2). If there is no _ then the alphabet should be like RRBBYY not RBRBYY or RBYRBY etc.
3). There can be more than one underscore _ .
From regular expression I am trying to find whether the given string can satisfy the regular expression or not by replacing the character with _ to form a pattern of consecutive alphabets
The regular expression which I wrote is
String regEx = "[A-ZA-Z_]";
But this regular expression is failing for RBRB. since there is no empty space to replace the characters and RBRB is also not in a pattern.
How could I write the effective regular expression to solve this.
Upvotes: 2
Views: 113
Reputation: 8347
Please take my answer with a grain of salt, since it's a bit of a "Fastest gun in the West" post.
It follows the same assumptions as Florian Albrecht's answer. (thanks)
I believe that this will solve your problem:
(([A-Za-z])(\2|_)+)+
https://regex101.com/r/7TfSVc/1
It works by using the second capturing group and ensuring that more of it follow, or there are underscores.
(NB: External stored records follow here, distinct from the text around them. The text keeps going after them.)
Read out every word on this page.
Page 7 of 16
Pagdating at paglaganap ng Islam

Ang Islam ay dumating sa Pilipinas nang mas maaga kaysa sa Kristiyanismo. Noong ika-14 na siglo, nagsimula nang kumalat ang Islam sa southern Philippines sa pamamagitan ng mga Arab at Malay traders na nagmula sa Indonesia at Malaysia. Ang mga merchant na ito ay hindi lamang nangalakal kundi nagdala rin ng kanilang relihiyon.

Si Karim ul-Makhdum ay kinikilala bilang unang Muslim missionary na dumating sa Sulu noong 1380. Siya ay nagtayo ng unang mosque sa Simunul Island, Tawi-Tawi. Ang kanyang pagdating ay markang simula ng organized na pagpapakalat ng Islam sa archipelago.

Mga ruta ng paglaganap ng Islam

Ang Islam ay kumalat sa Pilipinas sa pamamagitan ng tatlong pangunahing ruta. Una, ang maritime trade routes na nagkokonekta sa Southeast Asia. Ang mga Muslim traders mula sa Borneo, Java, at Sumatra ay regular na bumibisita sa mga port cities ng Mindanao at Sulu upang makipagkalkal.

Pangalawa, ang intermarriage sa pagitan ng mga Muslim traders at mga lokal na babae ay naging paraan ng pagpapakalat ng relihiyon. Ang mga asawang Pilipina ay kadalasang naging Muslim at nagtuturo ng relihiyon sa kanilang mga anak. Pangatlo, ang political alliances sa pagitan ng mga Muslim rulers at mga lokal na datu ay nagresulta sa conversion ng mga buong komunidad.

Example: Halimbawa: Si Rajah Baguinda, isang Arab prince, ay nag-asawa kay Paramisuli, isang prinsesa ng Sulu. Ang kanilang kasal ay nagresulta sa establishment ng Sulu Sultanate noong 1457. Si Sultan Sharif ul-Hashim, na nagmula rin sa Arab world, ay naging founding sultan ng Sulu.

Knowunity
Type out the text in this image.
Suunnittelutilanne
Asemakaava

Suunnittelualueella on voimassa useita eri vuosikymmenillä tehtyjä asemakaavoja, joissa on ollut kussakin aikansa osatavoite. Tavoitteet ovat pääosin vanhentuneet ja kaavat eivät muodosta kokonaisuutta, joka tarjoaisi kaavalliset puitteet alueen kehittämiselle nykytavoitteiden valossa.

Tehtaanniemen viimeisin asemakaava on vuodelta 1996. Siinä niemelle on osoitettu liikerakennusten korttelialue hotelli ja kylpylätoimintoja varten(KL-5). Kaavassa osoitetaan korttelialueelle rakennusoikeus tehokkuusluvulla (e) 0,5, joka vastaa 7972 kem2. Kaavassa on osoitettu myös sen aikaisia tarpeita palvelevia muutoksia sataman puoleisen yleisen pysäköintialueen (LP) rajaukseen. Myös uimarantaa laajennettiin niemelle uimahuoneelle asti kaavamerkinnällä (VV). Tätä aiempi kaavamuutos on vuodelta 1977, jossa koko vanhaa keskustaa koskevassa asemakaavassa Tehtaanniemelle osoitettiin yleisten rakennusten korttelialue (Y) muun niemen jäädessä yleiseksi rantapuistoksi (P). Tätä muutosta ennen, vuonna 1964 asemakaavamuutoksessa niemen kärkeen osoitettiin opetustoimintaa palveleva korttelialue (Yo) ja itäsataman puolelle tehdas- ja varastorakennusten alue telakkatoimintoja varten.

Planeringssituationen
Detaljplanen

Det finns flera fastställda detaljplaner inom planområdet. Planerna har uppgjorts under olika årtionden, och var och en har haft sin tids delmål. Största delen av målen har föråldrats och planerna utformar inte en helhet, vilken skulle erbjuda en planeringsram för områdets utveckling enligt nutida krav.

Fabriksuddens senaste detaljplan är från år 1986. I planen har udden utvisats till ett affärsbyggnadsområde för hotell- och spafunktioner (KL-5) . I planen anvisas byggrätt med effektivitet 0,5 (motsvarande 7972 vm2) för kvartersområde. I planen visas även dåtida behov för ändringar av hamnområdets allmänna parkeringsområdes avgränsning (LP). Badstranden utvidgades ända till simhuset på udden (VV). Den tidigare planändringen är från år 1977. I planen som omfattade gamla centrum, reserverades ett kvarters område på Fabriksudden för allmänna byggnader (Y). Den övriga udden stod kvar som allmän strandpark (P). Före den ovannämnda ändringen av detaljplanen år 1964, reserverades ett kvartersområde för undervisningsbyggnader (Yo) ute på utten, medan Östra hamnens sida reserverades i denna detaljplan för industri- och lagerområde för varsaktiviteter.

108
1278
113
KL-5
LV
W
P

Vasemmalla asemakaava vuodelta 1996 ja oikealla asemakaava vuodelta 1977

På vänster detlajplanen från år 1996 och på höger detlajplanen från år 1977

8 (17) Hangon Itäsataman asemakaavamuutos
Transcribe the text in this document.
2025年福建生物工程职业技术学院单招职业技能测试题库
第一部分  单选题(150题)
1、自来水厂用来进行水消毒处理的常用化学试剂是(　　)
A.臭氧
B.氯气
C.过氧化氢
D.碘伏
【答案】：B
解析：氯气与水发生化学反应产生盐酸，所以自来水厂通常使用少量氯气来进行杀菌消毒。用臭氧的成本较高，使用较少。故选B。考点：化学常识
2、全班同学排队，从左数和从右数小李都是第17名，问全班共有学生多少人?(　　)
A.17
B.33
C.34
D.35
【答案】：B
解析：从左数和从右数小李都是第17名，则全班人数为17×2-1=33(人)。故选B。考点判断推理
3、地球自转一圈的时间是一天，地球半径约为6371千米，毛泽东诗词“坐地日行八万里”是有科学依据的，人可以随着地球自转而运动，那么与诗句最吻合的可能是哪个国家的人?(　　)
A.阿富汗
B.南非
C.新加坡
Known bug: it does not work if an underscore starts a string.
This one is better, though I forgot what I was doing by the end of it.
(([A-Za-z_])(\2|_)+|_+[A-Za-z]_*)+
https://regex101.com/r/7TfSVc/4
Upvotes: 0
Reputation: 2326
Ok, as I understand it, a matching string shall either consist only of same characters being grouped together, or must contain at least one underscore.
So, RRRBBR would be invalid, while RRRRBB, RRRBBR_, and RRRBB_R_ would all be valid.
After comment of question creator, additional condition: Every character must occur 0 or 2 or more times.
As far as I know, this is not possible with Regular Expressions, as Regular Expressions are finite-state machines without "storage". You would have to "store" each character found in the string to check that it won't appear later again.
I would suggest a very simple method for verifying such strings:
public static boolean matchesMyPattern(String s) {
boolean withUnderscore = s.contains("_");
int[] found = new int[26];
for (int i = 0; i < s.length(); i++) {
char ch = s.charAt(i);
if (ch != '_' && (ch < 'A' || ch > 'Z')) {
return false;
}
if (ch != '_' && i > 0 && s.charAt(i - 1) != ch && found[ch - 'A'] > 0
&& !withUnderscore) {
return false;
}
if (ch != '_') {
found[ch - 'A']++;
}
}
for (int i = 0; i < found.length; i++) {
if (found[i] == 1) {
return false;
}
}
return true;
}
Upvotes: 1